'Big Data' Questioned in Wake of Trump's Surprising Victory
By Matt Sedensky. Updated November 11, 2016.
For an American public that relies on data for everything from where to find the best taco to the likely victor in a baseball game, Election Day offered a jarring wake-up: The data was wrong.
Donald Trump's stunning electoral win came despite prognosticators' overwhelming insistence he would lose. And it has forced many to question not just political polling, but other facets of life that are being informed and directed by data.
"If 'big data' is not that useful for predicting an election then how much should we be relying on it for predicting civil uprisings in countries where we have an interest or predicting future terror attacks?" asked Patrick Tucker, the author of "The Naked Future: What Happens in a World That Anticipates Your Every Move?" His book examines predictive analytics that aim to pinpoint answers to questions as varied as when a person will get married to how many kindergartners in a given class will end up with a cold.
Technology has filled people's lives with crowdsourced, data-driven or otherwise instructive metrics and left many convinced of their validity. We look to Yelp rankings to find a good meal and TripAdvisor to gauge a city's finest hotel. Netflix tells us which shows are best to watch and Zillow tells us the worth of the home we might buy. Amazon, Google, Facebook -- all are ubiquitous presences in everyday life with data at their core.
So many took the predictions of polling aggregators as gospel -- and their forecasts of Hillary Clinton's chances of winning the presidency went as high as 99 percent.
Tammy Palazzo, a 49-year-old corporate trainer in Maplewood, New Jersey, was among them. She's a political junkie who all day long refreshed FiveThirtyEight, the site from the heralded election-predictor Nate Silver. She purposely sought to look beyond her biases, living in a neighborhood dotted with signs for Clinton, a candidate she admired, and took in a variety of news sources. Then came Tuesday night.
"This is not going the way it's supposed to go," she thought, watching returns come in but not in Clinton's favor. "There was just so much reinforcement from the media that this was pretty locked down."
Allan Lichtman, a history professor at American University, was among the few who defied the confluence of polls and projected Trump's win. His model, developed in 1981, uses history as a guide to who will win the presidency through 13 true-or-false questions looking at economic indicators, military failure and success, social unrest and third-party candidacies.
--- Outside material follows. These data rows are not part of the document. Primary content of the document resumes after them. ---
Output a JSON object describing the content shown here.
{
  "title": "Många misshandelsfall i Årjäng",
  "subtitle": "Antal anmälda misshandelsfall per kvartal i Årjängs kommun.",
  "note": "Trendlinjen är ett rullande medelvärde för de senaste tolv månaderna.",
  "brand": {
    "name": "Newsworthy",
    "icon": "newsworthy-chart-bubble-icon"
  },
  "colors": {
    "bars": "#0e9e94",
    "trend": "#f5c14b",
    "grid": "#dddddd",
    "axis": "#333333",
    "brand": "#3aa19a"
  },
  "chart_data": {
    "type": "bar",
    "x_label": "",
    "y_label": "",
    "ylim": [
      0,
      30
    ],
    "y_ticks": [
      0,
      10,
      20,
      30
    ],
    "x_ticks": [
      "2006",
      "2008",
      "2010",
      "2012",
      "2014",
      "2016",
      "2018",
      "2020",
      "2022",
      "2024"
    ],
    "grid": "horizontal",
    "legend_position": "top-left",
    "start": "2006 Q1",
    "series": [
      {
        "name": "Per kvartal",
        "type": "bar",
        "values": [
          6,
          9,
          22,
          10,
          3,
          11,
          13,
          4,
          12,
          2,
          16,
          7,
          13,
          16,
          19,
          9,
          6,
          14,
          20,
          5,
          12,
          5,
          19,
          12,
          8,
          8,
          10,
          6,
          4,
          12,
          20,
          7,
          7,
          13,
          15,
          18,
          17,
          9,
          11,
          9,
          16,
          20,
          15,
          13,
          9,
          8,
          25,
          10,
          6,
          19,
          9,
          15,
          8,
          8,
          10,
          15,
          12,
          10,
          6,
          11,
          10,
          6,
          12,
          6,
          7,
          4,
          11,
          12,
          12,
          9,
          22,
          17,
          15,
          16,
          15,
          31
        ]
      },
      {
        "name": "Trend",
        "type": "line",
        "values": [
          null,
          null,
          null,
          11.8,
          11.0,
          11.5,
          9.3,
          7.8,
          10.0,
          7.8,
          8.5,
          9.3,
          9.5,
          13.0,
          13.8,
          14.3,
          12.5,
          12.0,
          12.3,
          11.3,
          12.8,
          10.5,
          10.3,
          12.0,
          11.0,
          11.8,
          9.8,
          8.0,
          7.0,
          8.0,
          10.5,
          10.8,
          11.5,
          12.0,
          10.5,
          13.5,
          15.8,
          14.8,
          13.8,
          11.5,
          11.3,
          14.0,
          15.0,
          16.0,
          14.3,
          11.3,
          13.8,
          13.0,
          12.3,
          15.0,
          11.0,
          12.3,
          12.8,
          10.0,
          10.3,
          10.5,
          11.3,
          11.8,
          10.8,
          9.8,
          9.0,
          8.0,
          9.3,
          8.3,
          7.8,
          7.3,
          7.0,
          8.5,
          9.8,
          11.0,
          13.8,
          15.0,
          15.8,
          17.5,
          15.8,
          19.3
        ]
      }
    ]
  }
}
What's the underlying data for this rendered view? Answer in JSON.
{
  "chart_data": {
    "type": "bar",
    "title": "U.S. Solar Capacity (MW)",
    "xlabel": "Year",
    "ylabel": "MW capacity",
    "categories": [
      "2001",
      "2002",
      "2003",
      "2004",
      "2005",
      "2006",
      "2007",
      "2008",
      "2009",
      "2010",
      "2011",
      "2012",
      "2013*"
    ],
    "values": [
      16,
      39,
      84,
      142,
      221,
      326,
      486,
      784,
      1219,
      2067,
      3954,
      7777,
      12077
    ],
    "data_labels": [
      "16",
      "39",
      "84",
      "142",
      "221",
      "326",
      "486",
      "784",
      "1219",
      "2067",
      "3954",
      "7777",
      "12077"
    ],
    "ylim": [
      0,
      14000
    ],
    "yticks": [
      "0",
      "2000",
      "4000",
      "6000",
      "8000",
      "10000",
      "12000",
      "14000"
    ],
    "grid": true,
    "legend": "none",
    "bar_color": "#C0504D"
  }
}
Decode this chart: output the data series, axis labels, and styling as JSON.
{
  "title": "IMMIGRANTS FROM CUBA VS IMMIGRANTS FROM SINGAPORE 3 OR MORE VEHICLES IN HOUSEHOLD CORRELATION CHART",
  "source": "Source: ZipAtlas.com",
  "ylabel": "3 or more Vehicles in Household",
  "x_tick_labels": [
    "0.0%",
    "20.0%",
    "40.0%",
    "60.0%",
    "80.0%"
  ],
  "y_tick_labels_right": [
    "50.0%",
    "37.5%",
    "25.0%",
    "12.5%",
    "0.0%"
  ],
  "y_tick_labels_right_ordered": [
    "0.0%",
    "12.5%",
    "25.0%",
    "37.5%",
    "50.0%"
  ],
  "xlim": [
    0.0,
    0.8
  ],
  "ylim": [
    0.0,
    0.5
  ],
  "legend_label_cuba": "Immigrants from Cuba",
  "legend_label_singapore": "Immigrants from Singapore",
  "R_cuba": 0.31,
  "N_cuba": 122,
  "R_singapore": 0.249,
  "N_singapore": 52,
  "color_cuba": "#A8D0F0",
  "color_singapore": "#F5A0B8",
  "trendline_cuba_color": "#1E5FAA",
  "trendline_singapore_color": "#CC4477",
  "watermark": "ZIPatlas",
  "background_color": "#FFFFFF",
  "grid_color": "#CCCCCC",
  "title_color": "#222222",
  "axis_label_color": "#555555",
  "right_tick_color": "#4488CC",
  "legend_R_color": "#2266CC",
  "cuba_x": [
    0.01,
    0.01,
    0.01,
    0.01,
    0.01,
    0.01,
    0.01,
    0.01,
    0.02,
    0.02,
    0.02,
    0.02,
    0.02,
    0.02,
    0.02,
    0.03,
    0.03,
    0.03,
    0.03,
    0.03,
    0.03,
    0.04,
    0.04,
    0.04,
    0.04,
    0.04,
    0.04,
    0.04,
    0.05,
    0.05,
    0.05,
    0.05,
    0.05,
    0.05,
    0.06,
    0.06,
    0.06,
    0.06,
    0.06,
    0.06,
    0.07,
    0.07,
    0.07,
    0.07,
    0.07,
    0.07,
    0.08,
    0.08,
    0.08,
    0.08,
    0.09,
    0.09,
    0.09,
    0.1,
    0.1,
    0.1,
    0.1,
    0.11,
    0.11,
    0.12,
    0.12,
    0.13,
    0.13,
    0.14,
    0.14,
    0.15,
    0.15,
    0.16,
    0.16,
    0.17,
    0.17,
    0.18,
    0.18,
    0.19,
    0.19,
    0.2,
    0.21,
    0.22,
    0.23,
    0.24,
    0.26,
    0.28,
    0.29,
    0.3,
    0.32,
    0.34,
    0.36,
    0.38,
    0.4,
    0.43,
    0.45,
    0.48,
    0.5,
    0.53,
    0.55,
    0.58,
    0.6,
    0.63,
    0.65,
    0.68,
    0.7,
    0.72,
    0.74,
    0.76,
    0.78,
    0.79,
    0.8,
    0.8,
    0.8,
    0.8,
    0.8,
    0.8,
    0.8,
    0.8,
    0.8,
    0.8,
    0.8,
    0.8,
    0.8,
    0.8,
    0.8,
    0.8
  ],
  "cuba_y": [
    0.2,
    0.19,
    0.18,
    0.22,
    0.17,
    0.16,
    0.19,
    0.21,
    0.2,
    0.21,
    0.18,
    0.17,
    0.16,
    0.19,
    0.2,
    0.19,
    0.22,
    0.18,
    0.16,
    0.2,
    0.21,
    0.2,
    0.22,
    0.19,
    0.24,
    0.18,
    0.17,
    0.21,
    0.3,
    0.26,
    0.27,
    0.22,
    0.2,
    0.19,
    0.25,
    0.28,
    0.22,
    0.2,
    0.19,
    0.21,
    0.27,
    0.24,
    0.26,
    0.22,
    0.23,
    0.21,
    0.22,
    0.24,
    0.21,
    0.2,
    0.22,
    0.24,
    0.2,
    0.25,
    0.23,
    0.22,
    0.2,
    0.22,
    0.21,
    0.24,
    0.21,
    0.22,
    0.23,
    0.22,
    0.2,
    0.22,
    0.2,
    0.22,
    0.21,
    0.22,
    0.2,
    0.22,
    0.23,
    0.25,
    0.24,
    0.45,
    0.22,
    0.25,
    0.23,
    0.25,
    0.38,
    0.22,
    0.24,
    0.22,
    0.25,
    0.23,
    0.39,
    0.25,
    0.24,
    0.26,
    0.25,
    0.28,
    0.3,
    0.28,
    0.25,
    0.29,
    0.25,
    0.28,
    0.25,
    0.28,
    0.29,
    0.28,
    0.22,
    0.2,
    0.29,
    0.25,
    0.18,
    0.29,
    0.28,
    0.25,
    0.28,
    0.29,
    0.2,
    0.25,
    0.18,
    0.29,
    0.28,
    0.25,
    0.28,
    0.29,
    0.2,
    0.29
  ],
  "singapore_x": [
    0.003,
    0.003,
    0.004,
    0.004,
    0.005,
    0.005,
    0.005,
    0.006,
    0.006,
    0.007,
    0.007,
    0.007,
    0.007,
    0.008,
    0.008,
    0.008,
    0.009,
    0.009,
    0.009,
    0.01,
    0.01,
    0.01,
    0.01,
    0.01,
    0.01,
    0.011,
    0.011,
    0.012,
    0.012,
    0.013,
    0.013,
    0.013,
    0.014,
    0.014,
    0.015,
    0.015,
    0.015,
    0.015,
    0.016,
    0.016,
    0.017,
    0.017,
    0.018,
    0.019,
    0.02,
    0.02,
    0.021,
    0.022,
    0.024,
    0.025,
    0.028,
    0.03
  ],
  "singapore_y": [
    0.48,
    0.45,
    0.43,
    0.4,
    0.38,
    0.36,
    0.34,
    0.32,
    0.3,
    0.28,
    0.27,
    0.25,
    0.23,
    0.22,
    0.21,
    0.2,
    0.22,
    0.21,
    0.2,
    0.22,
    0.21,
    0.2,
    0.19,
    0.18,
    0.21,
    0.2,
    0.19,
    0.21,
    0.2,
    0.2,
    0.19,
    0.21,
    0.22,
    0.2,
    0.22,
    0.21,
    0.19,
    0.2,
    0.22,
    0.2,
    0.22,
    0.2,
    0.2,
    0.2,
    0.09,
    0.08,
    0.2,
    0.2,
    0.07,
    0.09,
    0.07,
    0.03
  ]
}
He's been consistently right.
"Polls are not predictions. They are snapshots and they are abused and misused as though they are predictions," he said.
Claudia Deane, a vice president at Pew Research Center, said many traditional methodologies in opinion polling are under attack as survey experts try to adapt to changing technology and communication methods. She says researchers are trying to find ways to accurately tap into social media or other indicators of public opinion that could enhance phone and internet surveys, but scientific methods are still being developed.
"The surveys are trying to predict the popular vote, and we're doing that in a country where we have a 50-50 electorate," she said. "Polling is not built for that kind of precision. It's not an excuse, it's just a mathematical fact."
"Big data" has been a buzzword for the last decade in Silicon Valley. Investors and tech companies, from little-known startups to corporate giants, have poured billions of dollars into software and computer systems that promise to pore through mountains of information and glean useful insights into business trends or consumer behavior. David Dill, a computer science professor at Stanford University, said it has opened the door to do things that weren't possible before. It enabled the collection of vast stockpiles of information all while advances in computing hardware and online networking have made it possible to run more sophisticated analytical programs and crunch bigger sets of data more quickly.
Even so, there's plenty of hype and unreasonable expectations for what analytics can do.
"Even if you have a lot of data and you go after it with the most sophisticated, amazing techniques, it may not tell you anything or it may mislead, because the data doesn't have the information you need," Dill said.
Khalid Khan, who heads analytics at the management consulting firm A.T. Kearney, said people are being influenced by data points without fully understanding what those numbers represent. He encourages companies weighing the direction of data to also consider -- and discuss -- "the softer side of things."
Speaking of data alone, he said: "If you take it at face value, you're going to get burnt. Without those conversations, you're only doing half of what you need to do when it comes to decision making."
Technology expert Sarah Granger has also seen that overreliance on data and technology, such as people who use mapping software only to end up on a dead-end street. Snafus like that, or presidential polling errors, she said, offer a reminder: "Big data's a great thing. There's so much we gain from it. But it's still in its infancy."